Esse controle algorítmico já provocou atritos internacionais. Em janeiro de 2026, a União Europeia multou o X em 120 milhões de euros por descumprir regras de transparência e moderação. O governo Trump reagiu com sanções contra autoridades europeias, acusando-as de “censura extraterritorial”. A disputa mostra que, por trás da retórica, está em jogo quem manda na informação global. O poder das Big Techs é tão grande que governos e cidadãos se tornam reféns de decisões tomadas em escritórios privados, sem qualquer debate público.

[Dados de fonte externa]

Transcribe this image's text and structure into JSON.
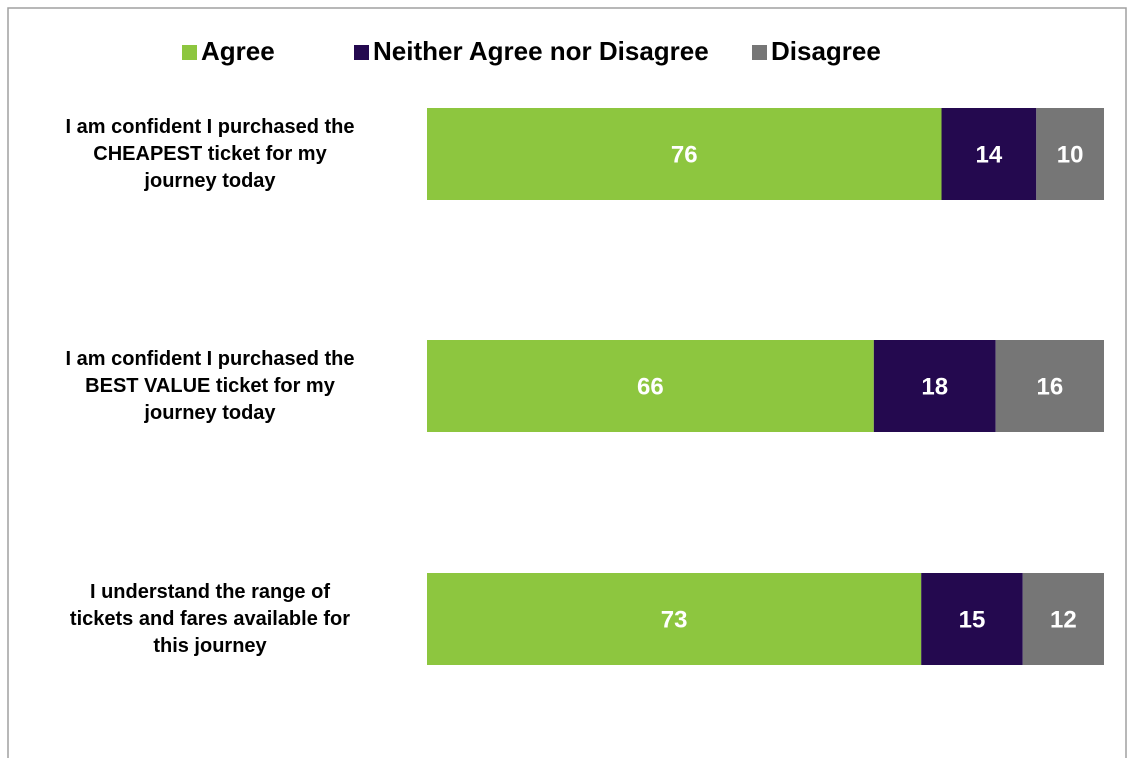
{
  "chart_data": {
    "type": "stacked-barh",
    "categories": [
      "I am confident I purchased the\nCHEAPEST ticket for my\njourney today",
      "I am confident I purchased the\nBEST VALUE ticket for my\njourney today",
      "I understand the range of\ntickets and fares available for\nthis journey"
    ],
    "series": [
      {
        "name": "Agree",
        "color": "#8dc63f",
        "values": [
          76,
          66,
          73
        ]
      },
      {
        "name": "Neither Agree nor Disagree",
        "color": "#24094f",
        "values": [
          14,
          18,
          15
        ]
      },
      {
        "name": "Disagree",
        "color": "#767676",
        "values": [
          10,
          16,
          12
        ]
      }
    ],
    "legend": "top"
  }
}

Mas há resistência. Militantes virtuais, jornalistas independentes e coletivos digitais têm se organizado para denunciar manipulações e criar redes alternativas de comunicação. Relatórios do CLIP (Centro Latino-Americano de Investigação Jornalística) apontam que grupos de ativistas expõem práticas de ocultamento de conteúdos e pressionam por legislações que limitem o poder das plataformas. Essa luta, muitas vezes invisível, é o que mantém viva a esperança de que a internet não se torne apenas um espaço de propaganda corporativa.

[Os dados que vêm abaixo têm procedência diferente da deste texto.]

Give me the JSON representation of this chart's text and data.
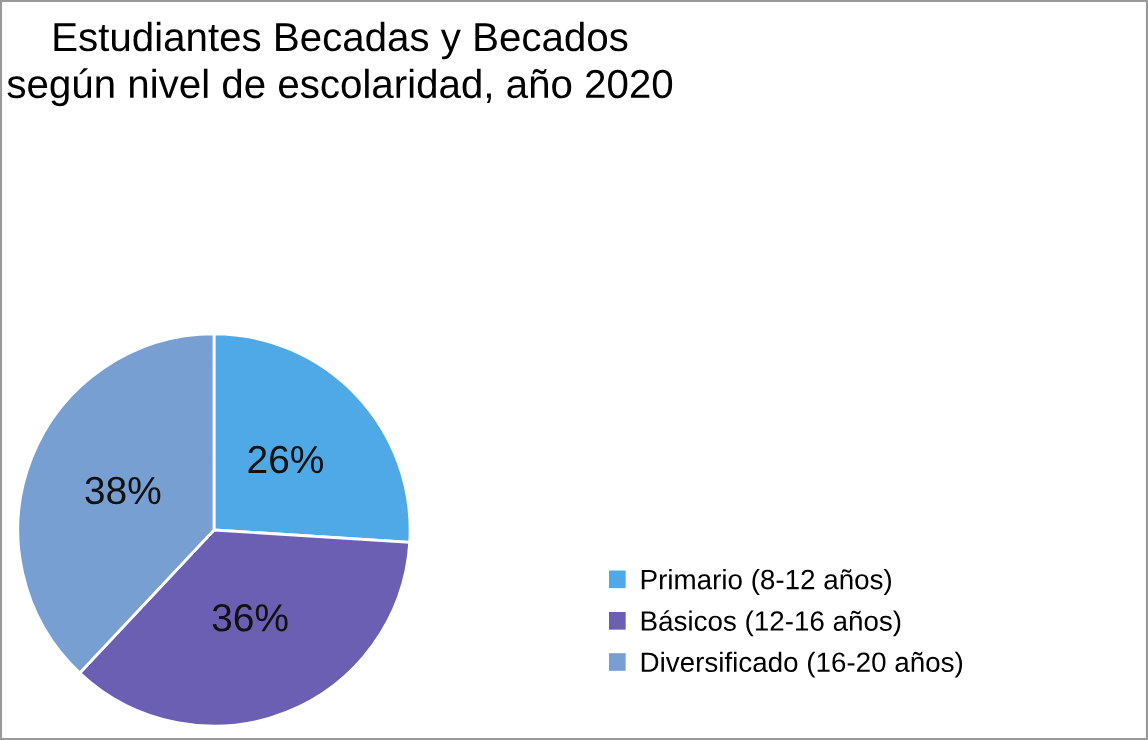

O embate entre algoritmos e militância digital é desigual, mas não está perdido. Cada denúncia, cada campanha de conscientização e cada ferramenta criada para furar bolhas algorítmicas fortalece a resistência. A censura invisível das Big Techs pode até tentar calar vozes, mas a persistência dos que enfrentam esse poder mostra que a sociedade não aceita ser reduzida a números em uma planilha. O futuro da comunicação depende dessa batalha, e o povo conectado já provou que não vai se render.